Frequently Asked Questions (FAQ)
Are baby monitors necessary?
Short answer is no. Baby monitors came into being to give busy parents peace of mind.
Perhaps you’re a stay-at-home mom or dad who has other things to do besides sit and stare at the new addition to your family. Maybe you have a nanny (or granny!) to look after your baby while you’re at work.
Both scenarios require you to be able to keep a beady eye on your infant or toddler, preferably without opening their nursery door and waking them up!
Are Wifi monitors secure?
As much as smart technology has made life easier and more convenient for people, the Internet of Things has introduced uncertainty into everyday objects, including those in domestic spaces.
When we use connected devices, we open ourselves up to a potential loss of privacy. There’s an unsavoury element where hackers can get access to our cameras and speakers for spying, stealing and other criminal activity.
There are ways to prevent this. Taking our virtual security seriously means using optimal password protocols for devices and routers, and updating the firmware on our gadgets as often as possible.
For the ultra-cautious, going old-school is probably the only course of action and that involves avoiding WiFi-enabled smart gadgets altogether.
Can Baby Monitors Prevent SIDS?
No. Baby monitors are not approved by the USFDA for the prevention of SIDS.
The vast majority of cot deaths, about 90%, occur within six months of a baby being born. Once a baby reaches its first birthday, it moves past this vulnerable stage and parents can breathe a sigh of relief.
The general consensus is that room-sharing for the first 12 months, and ensuring your baby sleeps on its back, is the best defence.
Having said that, some of the better models can accurately give vital readings and alerts, and motion sensors can detect if a baby has changed its position.
Parents are cautioned to use these devices only after familiarising themselves with the relevant knowledge. For example, what the normal parameters are, as well as conditions that the monitor cannot detect such as obstructive apnea. Knowing how to administer baby CPR is a given.
Are Baby Monitors Safe?
Before you ever had a new baby to think about, you might have seen warnings about microwaves and electromagnetic radiation emitted from many of the devices we use, including our cellphones and WiFi routers.

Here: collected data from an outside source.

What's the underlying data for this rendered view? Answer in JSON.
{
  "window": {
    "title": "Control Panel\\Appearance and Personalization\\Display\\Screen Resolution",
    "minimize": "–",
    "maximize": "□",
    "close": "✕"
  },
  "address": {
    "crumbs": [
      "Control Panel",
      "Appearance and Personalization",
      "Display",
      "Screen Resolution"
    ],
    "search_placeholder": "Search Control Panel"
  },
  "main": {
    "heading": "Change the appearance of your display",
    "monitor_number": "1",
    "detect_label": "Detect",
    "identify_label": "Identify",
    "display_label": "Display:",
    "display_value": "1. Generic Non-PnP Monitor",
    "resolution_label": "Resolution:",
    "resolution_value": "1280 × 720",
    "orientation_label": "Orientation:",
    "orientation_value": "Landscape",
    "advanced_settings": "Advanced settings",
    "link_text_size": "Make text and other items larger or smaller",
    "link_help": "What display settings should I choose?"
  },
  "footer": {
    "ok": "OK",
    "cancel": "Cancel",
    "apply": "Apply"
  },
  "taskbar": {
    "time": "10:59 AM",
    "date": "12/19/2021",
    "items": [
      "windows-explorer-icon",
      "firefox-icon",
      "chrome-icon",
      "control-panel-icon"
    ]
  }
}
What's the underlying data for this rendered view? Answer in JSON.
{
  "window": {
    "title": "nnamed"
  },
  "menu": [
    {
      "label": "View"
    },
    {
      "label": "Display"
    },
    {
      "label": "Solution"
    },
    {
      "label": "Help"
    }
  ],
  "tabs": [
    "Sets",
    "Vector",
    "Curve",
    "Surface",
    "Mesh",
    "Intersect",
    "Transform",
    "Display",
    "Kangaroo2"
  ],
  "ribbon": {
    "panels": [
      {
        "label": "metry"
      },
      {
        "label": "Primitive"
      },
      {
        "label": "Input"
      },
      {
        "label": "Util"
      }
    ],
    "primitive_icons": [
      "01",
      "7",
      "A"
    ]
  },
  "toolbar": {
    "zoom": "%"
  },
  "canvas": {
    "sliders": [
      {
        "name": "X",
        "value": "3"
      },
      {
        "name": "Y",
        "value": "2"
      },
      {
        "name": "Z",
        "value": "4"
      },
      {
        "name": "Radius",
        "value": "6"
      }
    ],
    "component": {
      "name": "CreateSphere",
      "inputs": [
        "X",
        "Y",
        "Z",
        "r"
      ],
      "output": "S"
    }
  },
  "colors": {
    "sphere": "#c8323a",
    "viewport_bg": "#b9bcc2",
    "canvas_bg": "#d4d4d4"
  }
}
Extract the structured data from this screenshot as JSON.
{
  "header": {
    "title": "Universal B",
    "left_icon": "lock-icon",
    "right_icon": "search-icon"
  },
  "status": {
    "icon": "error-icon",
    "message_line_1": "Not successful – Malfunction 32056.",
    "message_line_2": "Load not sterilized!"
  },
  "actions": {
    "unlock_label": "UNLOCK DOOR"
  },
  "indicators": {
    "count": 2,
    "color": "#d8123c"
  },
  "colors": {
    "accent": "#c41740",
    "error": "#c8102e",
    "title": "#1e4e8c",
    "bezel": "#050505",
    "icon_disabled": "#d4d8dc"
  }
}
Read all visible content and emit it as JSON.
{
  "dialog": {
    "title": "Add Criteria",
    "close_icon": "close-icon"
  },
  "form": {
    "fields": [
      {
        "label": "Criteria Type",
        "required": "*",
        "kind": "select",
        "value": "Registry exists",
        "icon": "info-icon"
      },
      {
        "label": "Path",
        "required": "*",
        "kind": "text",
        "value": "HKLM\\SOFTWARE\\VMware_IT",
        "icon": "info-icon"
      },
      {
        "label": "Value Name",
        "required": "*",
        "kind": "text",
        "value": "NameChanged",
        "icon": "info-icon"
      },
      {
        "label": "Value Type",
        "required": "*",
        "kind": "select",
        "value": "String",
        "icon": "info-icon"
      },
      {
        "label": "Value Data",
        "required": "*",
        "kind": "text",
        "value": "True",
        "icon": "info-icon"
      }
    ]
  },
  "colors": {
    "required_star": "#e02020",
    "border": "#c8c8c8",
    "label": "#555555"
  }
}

Studies investigating the link between these devices and cancer have had inconclusive and contradicting results thus far. What is certain is that all radio frequencies are a possible cause of various illnesses and further research is being conducted as you read this.
Many baby monitors use technology which is similar to what hospitals use but if you’re still concerned, there are precautions you can take which minimize exposure for you and your baby.
For starters, make sure that the unit in your baby’s room is at least 1.8m away from the crib. Limit signal exposure by putting the device on only at night, during naps or when necessary. You could choose to get a low emission analog monitor but they tend to have a poor signal quality which defeats the purpose.
The Infant Optics DXR-8 is worth considering if you’re worried about your baby’s health. It lets you switch from high-frequency video to low-frequency audio when that suits you. It also has voice-activated features which maintain low-frequency functionality.
It’s important to remember that the only faculties you can truly rely on are your own senses. Even when they’re hacker-proof and cords and monitors are safely placed at least 1m away, gadgets can be glitchy. Best practice involves using them in conjunction with your watchful eyes, ears and instincts.